Soluzione: il socio può presentare domanda di rottamazione entro il 30 aprile 2026, anche se la cartella è intestata alla società. Dovrà indicare nell’istanza il numero della cartella e pagare l’importo rottamato (ipotizziamo € 7.500) entro la data prevista. Successivamente, se l’Agenzia notifica un avviso ex art. 36, il socio potrà eccepire di aver già estinto il debito con la definizione agevolata e chiedere l’annullamento dell’avviso. Se non aderisce, il Fisco potrà richiedere l’intero importo entro la quota di responsabilità.
8.5 Esdebitazione senza utilità per socio persona fisica
Scenario: il socio unico di una ditta individuale accumula debiti fiscali per € 100.000 e si trova senza reddito e senza beni. La ditta è cessata e il Fisco ha emesso cartelle non pagate. Il socio desidera liberarsi dal debito.
Soluzione: essendo persona fisica meritevole che non ha commesso frodi e non dispone di patrimonio, può accedere alla esdebitazione senza utilità. Presenta istanza al tribunale competente tramite un Gestore della crisi. Il tribunale, verificato che l’incapienza è reale e che il debitore ha cooperato, concede l’esdebitazione. Il debitore sarà libero dai debiti fiscali ma dovrà comunicare eventuali sopravvenienze nei quattro anni successivi .
8.3 Liquidatore che distribuisce prima di pagare le imposte
Scenario: una S.p.A. in liquidazione distribuisce ai soci € 500.000, lasciando imposte non pagate per € 200.000. Il liquidatore è poi chiamato a rispondere. L’Agenzia notifica un avviso ex art. 36.

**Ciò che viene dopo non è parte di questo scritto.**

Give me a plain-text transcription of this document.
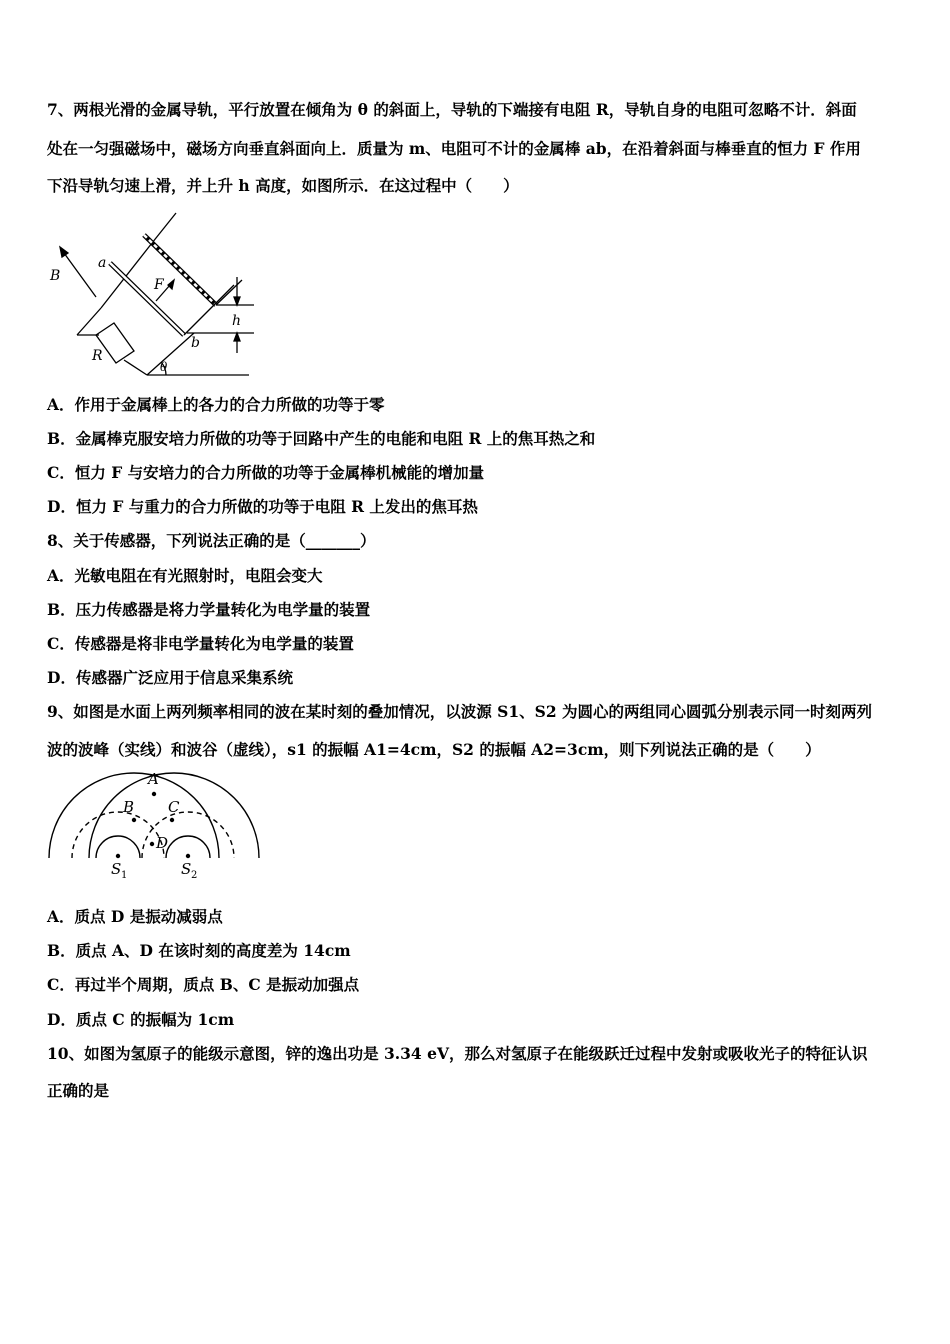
7、两根光滑的金属导轨，平行放置在倾角为 θ 的斜面上，导轨的下端接有电阻 R，导轨自身的电阻可忽略不计．斜面
处在一匀强磁场中，磁场方向垂直斜面向上．质量为 m、电阻可不计的金属棒 ab，在沿着斜面与棒垂直的恒力 F 作用
下沿导轨匀速上滑，并上升 h 高度，如图所示．在这过程中（　　）
B
a
b
F
h
R
θ
A．作用于金属棒上的各力的合力所做的功等于零
B．金属棒克服安培力所做的功等于回路中产生的电能和电阻 R 上的焦耳热之和
C．恒力 F 与安培力的合力所做的功等于金属棒机械能的增加量
D．恒力 F 与重力的合力所做的功等于电阻 R 上发出的焦耳热
8、关于传感器，下列说法正确的是（_______）
A．光敏电阻在有光照射时，电阻会变大
B．压力传感器是将力学量转化为电学量的装置
C．传感器是将非电学量转化为电学量的装置
D．传感器广泛应用于信息采集系统
9、如图是水面上两列频率相同的波在某时刻的叠加情况，以波源 S1、S2 为圆心的两组同心圆弧分别表示同一时刻两列
波的波峰（实线）和波谷（虚线），s1 的振幅 A1=4cm，S2 的振幅 A2=3cm，则下列说法正确的是（　　）
A
B C
D
S 1	S 2
A．质点 D 是振动减弱点
B．质点 A、D 在该时刻的高度差为 14cm
C．再过半个周期，质点 B、C 是振动加强点
D．质点 C 的振幅为 1cm
10、如图为氢原子的能级示意图，锌的逸出功是 3.34 eV，那么对氢原子在能级跃迁过程中发射或吸收光子的特征认识
正确的是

Esito: il liquidatore può essere condannato a pagare sino a € 200.000, salvo che provi di aver ignorato i debiti fiscali per causa non imputabile (ad esempio, l’esistenza di un contenzioso con sospensiva). In giudizio potrà invocare la diligenza professionale e la buona fede, ma la prova è difficile: la legge impone di privilegiare i crediti tributari . Se condannato, il liquidatore potrà poi rivalersi sui soci che hanno beneficiato della distribuzione proporzionalmente.
Conclusione
La liquidazione di una società con debiti fiscali richiede un approccio rigoroso e tempestivo. Il quadro normativo, composto da codici civili e tributari, leggi speciali e giurisprudenza consolidata, impone obblighi stringenti ai liquidatori e offre ai creditori, in particolare all’Erario, strumenti efficaci per recuperare i tributi. La cancellazione della società non cancella i debiti: questi si trasferiscono ai soci entro il limite dell’attivo ricevuto, e le sanzioni restano a carico della società salvo casi di abuso . La responsabilità ex art. 36 D.P.R. 602/1973 grava su liquidatori, soci e amministratori solo se hanno percepito beni o violato l’ordine dei pagamenti; deve essere accertata con atto motivato .
Le recenti pronunce della Corte di Cassazione (1650/2026, 5986/2026) hanno rafforzato la tutela dei contribuenti: hanno ribadito l’onere probatorio dell’Amministrazione e l’intrasmissibilità delle sanzioni, hanno confermato la necessità di un avviso autonomo per i soci e hanno delineato il confine tra successione nei debiti e responsabilità propria. La Corte costituzionale ha legittimato l’ultrattività quinquennale della società ai fini fiscali .
Accanto alle difese processuali, il legislatore ha introdotto strumenti agevolativi come la rottamazione‑quinquies 2026 e ha potenziato le procedure di sovraindebitamento e di composizione negoziata . Sfruttare queste opportunità può consentire al socio o al liquidatore di estinguere i debiti a costi ridotti e di proteggere il proprio patrimonio.